Manoel Pires e Carolina Resende, respectivamente coordenador e pesquisadora do CPFO, começam esse levantamento em 1995, quando a Resolução número 2 do Congresso criou dois tipos de emenda. A primeira, individual, para representar interesses locais, limitada a 20 por parlamentar. A segunda é a coletiva, de bancada ou comissão, focada em um viés mais estruturante, com limite de dez para bancadas estaduais, cinco para as regionais e cinco para comissões permanentes. Em ambos os casos, não se previu obrigatoriedade de execução, o que deva ao Executivo grande poder de barganhar sobre quais seriam de fato executadas. Com isso, oposição e legisladores propensos a votar contra o Executivo eram induzidos a se alinhar com o governo para terem suas verbas liberadas.

A Lei de Responsabilidade Fiscal (LRF), de 2001, aportou dois principais elementos a essa equação: a meta de resultado primário como alicerce do regime fiscal, com o dispositivo de contingenciamento em caso de risco de descumprimento; e a tendência de superestimação de receitas, jogando o conflito distributivo da elaboração para a execução do Orçamento.  Pires e Resende destacam que, durante os anos 2000, quando houve forte expansão de receita, essa dinâmica foi equacionada pela efetivação de uma arrecadação maior. Quando o crescimento desacelerou e essa superestimação não foi acompanhada de surpresas positivas do lado da receita, entretanto – algo que passou a acontecer a partir de 2011-12 – as diferenças começaram a emergir gerando insatisfação do Congresso, dada a preferência do governo em cortar emendas a gastos discricionários do Executivo.

Evolução das emendas parlamentares no Orçamento Federal

 

Em participação (%) no conjunto das despesas discricionárias


Fonte: Siop, com eolaboração do FGV IBRE De 2014 a 2023, consideram-se valores empenhados. Para 2024, consideram-se valores autorizados.

A reação do Congresso veio na forma de normatização de emendas para garantir recursos e a execução destes, reduzindo o poder do Executivo sobre estas. A Emenda Constitucional 86, aprovada em 2015 criou a vinculação das emendas individuais a 1,2% da receita corrente líquida (RCL), introduzindo ainda uma regra de impositividade, prevendo que seu contingenciamento deveria ser proporcional ao realizado nas despesas discricionárias do Executivo.

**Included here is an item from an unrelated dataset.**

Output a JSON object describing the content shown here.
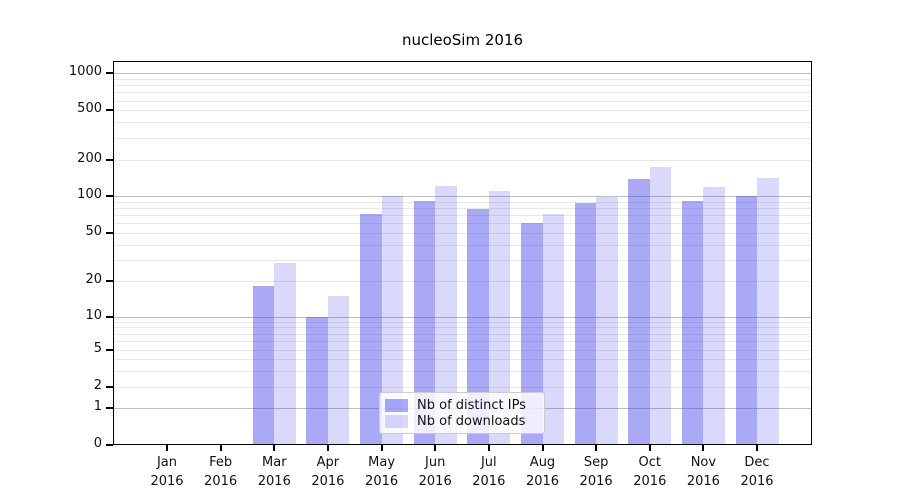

Já em 2019 a EC 100 criou a vinculação das emendas de bancada a 1% da RCL, e a EC 105 criou o “pix orçamentário”, em que os recursos vão para prefeituras e governo estaduais com total liberdade de alocação. E, na LDO de 2020, foi criada a emenda de relator-geral, conhecida como orçamento secreto, que destina verbas orçamentárias a projetos escolhidos por parlamentares sem identificação destes e com baixa transparência sobre o emprego dos recursos. As emendas de relator foram declaradas inconstitucionais pelo STF em 2022, mas os pesquisadores lembram que parte do acordo político para sua extinção previu um aumento do percentual de vinculação das emendas individuais de 1,2% para 2% da RCL – adicional que equivaleu a metade do valor do orçamento secreto – ao que se somou um aumento das emendas de comissão. O capítulo mais recente dessa história começa na elaboração do PLDO de 2024, em que se discutiu um cronograma de pagamento de emendas, para incrementar o controle da execução orçamentária, e o veto do presidente Lula a R$ 5,6 bilhões em emendas da comissão, com a reação do Congresso na tentativa de derrubar o veto.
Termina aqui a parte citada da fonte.